From The UK we had a new wave of groups in the mod era, The Who, Manfred Mann, The Hollies, The Kinks and The Small Faces. This was also the era of protesting with Bob Dylan ‘Blowin’ In The Wind’ and ‘Like A Rolling Stone’; Barry McGuire ‘The Eve Of Destruction’; Donovan ‘The Universal Soldier’; and the morbid ‘In The Year 2525’ by Zager and Evans.
While swinging London vibrated to the mod sound in 1966 and 1967, an entirely different youth scene was developing half the world away. Centred in San Francisco’s Haight/Ashbury district a new generation calling themselves Hippies were instrumental in making records like Scott McKenzie’s ‘San Francisco (Be Sure To Wear A Flower In Your Hair)’; The Flowerpotmen ‘Let’s Go To San Francisco’ and Eric Burden ‘San Franciscan Nights’.

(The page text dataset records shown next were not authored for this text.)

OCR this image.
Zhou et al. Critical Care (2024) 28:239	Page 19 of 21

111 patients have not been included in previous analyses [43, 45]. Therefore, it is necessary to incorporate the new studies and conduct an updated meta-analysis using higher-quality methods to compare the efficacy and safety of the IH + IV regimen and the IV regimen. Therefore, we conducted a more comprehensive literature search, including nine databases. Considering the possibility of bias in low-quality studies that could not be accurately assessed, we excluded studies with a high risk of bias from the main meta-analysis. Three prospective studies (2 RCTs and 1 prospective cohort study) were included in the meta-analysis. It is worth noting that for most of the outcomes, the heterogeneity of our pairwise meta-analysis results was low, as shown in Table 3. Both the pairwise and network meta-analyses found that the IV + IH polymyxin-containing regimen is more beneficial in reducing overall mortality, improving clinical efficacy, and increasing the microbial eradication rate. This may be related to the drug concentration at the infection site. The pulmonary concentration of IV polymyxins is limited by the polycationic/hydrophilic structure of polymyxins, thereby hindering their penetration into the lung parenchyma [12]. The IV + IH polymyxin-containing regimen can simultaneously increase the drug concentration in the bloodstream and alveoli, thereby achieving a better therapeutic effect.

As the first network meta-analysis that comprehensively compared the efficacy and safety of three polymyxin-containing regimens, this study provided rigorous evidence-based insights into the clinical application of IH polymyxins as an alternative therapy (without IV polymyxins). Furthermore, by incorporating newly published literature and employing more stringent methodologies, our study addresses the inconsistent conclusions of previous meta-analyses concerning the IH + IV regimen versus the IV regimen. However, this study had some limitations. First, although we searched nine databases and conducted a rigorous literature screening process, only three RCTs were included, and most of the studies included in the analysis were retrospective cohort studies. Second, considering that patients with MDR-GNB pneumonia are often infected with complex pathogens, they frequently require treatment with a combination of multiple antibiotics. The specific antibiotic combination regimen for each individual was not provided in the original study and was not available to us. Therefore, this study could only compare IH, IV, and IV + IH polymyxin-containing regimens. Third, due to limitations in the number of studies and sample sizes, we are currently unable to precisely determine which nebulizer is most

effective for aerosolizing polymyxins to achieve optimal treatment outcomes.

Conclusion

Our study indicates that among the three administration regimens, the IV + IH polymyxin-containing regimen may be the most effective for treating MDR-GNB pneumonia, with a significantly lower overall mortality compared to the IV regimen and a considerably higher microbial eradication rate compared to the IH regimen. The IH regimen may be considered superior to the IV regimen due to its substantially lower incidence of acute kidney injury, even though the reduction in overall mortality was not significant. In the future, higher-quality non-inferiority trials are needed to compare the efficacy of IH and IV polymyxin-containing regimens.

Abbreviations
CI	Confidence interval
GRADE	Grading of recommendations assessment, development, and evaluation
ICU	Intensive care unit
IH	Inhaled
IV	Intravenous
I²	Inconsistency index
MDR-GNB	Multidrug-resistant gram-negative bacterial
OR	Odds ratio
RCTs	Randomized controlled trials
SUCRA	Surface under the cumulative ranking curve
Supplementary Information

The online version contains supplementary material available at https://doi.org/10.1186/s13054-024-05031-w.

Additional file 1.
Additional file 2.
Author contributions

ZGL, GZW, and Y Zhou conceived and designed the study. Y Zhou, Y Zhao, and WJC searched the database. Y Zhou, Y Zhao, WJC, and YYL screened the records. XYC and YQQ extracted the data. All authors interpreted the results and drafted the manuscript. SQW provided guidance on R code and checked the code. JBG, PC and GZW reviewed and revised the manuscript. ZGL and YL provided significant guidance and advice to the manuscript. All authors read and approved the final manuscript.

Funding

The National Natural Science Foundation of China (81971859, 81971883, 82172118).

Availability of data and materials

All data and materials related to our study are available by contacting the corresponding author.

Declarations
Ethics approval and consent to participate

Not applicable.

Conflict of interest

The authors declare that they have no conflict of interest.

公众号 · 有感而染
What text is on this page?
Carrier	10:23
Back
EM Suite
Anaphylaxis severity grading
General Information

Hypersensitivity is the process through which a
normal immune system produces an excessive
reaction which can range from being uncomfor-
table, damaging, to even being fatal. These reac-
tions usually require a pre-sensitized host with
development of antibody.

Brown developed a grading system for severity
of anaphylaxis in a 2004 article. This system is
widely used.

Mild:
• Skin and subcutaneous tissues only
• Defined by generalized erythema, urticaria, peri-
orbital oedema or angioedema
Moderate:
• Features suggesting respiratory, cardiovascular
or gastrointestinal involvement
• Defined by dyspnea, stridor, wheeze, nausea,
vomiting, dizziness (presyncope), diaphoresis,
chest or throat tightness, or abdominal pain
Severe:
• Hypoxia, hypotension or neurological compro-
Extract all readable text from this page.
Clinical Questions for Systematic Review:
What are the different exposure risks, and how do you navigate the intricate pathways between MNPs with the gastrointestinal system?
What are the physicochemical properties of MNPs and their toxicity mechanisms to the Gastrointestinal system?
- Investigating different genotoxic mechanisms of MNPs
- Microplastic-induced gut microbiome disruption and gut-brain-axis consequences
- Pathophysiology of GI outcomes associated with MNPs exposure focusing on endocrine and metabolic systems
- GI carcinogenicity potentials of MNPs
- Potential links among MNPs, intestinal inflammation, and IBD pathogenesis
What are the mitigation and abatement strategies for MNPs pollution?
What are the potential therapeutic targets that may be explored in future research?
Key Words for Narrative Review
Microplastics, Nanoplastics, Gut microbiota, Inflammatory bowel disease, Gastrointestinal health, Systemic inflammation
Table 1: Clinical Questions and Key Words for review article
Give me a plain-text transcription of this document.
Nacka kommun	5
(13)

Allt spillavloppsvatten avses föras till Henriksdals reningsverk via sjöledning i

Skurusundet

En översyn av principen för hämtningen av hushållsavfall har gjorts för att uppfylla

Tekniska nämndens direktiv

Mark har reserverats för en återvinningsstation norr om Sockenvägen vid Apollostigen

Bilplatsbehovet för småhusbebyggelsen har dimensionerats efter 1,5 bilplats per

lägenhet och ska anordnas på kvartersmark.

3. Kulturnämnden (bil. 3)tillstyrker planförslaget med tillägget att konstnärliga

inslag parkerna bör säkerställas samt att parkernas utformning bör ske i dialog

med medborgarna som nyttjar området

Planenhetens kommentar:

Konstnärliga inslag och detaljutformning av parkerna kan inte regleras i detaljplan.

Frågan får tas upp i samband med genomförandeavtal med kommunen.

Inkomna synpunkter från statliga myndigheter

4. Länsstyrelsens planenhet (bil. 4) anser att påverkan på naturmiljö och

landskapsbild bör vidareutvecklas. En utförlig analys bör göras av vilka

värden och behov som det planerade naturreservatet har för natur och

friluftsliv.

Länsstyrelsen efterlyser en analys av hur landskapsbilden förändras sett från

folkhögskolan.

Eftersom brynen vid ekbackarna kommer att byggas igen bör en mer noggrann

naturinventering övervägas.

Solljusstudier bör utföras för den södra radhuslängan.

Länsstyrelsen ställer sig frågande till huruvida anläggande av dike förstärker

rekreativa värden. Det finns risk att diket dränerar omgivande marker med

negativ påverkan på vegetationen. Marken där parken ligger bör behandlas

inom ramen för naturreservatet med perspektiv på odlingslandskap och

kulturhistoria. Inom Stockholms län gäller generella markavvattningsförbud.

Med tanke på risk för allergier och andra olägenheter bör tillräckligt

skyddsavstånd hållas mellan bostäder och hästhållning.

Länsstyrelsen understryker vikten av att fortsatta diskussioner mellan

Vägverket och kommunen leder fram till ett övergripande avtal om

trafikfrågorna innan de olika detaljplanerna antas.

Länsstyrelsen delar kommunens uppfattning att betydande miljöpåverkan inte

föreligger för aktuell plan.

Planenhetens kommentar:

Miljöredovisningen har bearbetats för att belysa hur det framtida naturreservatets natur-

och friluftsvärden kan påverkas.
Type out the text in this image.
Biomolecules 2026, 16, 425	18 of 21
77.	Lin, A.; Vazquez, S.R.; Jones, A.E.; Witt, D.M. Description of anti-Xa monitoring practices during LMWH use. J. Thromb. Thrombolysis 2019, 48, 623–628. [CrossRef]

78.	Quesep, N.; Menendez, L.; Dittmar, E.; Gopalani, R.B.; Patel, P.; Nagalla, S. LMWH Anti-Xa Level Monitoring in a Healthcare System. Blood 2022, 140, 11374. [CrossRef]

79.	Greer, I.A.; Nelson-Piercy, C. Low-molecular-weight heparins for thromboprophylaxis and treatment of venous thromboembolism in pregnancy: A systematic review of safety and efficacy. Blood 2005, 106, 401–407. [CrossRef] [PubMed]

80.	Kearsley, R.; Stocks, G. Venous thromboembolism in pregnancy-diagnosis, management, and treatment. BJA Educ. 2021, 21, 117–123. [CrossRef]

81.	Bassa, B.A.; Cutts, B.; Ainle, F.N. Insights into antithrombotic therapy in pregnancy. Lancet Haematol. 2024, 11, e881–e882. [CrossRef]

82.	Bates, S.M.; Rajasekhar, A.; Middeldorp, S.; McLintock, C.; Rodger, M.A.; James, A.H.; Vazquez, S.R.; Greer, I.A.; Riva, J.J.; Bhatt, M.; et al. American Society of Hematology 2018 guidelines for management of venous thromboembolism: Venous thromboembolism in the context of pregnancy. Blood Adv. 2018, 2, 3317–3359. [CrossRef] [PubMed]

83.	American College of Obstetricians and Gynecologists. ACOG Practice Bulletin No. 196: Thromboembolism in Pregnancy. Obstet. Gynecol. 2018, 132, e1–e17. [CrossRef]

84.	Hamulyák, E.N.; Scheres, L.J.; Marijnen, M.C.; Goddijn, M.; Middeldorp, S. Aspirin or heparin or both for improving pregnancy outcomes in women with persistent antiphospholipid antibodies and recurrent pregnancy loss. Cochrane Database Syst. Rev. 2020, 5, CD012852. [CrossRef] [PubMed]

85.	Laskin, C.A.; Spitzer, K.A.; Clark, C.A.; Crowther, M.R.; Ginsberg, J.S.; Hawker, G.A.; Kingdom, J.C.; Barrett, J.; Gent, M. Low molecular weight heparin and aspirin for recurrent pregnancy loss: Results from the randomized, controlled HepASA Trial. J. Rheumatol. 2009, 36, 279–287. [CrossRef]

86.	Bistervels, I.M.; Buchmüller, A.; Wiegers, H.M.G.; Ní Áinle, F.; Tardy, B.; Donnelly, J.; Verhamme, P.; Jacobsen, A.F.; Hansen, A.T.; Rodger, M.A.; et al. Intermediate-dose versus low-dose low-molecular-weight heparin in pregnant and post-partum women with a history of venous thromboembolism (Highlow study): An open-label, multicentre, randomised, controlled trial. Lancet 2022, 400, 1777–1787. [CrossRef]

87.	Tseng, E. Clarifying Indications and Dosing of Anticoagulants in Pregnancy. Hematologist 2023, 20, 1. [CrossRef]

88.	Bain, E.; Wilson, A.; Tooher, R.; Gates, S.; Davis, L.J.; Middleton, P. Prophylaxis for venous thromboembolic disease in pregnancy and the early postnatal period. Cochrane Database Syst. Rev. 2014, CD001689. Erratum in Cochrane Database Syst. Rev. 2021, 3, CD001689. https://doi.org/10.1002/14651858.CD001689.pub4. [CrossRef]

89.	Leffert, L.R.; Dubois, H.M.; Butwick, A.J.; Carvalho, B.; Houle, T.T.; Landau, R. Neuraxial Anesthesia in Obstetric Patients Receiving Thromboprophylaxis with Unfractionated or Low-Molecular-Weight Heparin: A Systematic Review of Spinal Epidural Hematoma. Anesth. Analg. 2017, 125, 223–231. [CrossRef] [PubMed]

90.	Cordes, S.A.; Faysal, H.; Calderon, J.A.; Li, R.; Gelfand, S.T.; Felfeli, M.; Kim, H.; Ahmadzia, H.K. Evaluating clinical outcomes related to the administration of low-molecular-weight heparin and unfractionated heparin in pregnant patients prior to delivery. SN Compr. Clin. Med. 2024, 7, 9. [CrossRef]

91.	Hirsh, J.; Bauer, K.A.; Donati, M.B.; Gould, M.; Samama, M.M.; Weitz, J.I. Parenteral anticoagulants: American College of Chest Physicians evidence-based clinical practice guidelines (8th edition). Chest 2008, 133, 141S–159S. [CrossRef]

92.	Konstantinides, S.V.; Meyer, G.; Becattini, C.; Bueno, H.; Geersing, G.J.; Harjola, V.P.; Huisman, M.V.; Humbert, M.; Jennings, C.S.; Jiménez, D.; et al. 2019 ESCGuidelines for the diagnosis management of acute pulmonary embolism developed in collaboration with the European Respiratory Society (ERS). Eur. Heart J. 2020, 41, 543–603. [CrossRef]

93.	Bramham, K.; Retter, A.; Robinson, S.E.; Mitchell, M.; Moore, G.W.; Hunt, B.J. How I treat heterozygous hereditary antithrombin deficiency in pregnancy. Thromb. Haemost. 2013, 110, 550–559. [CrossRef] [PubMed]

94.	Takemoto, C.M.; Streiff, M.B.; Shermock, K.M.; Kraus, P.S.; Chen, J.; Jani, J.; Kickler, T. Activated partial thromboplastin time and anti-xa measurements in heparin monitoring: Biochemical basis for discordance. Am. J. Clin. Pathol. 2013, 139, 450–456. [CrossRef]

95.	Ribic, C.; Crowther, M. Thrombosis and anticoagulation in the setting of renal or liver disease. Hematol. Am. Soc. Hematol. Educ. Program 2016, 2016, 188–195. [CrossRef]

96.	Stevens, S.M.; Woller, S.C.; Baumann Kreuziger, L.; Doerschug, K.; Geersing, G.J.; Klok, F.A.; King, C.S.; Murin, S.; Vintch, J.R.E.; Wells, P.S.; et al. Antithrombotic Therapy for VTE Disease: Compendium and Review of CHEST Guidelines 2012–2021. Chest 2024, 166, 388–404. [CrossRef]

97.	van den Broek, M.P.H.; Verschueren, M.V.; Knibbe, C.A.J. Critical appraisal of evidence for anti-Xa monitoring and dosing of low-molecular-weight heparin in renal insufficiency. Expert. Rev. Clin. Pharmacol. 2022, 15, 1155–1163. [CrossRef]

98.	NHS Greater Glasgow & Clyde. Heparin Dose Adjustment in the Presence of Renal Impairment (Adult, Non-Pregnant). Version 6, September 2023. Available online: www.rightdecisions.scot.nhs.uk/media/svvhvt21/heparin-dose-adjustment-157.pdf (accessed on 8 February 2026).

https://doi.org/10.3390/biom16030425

LSD advocate Timothy Leary invited everyone to “Turn on, tune in, drop out” to the sounds of The Grateful Dead, Jefferson Airplane and Big Brother and The Holding Company.
In the UK we had probably the most innovative rock guitarist who ever lived, Jimi Hendrix a consummate showman, starting his short-lived career.
In 1968 it was revealed that worldwide album sales were now out-selling singles, a sign for the future, with the Led Zeppelin eponymous albums and Pink Floyd’s ‘Dark Side Of The Moon’. The Bee Gees had their first number one in Australia with ‘Spicks And Specks’ and their talent was finally recognised overseas with ‘I Gotta Get A message To You’ starting them on a long successful career.
In August 1969 we had the greatest festival of all at Woodstock in the US. Three days that produced a movie, a handful of albums, two births and many more children conceived, and three deaths.
Forty thousand people watched Jimi Hendrix, The Who, Jefferson Airplane, Janis Joplin, Joan Baez, Canned Heat, Creedence Clearwater Revival, Crosby Stills Nash and Young, Joe Cocker, Sly and The Family Stone, The Grateful Dead, and many more.
The decade of peace, love and music was tempered with the Charles Manson murders and at The Rolling Stones concert in Altamont Speedway, California, when a day of drug overdoses and high tension climaxed with the brutal beating to death of teenager Meredith Hunter by the appointed security staff Hells Angels, all because he had accidentally knocked over one of their motorcycles.
Where were you in the swinging ’60s? What was your favourite type of music during this decade?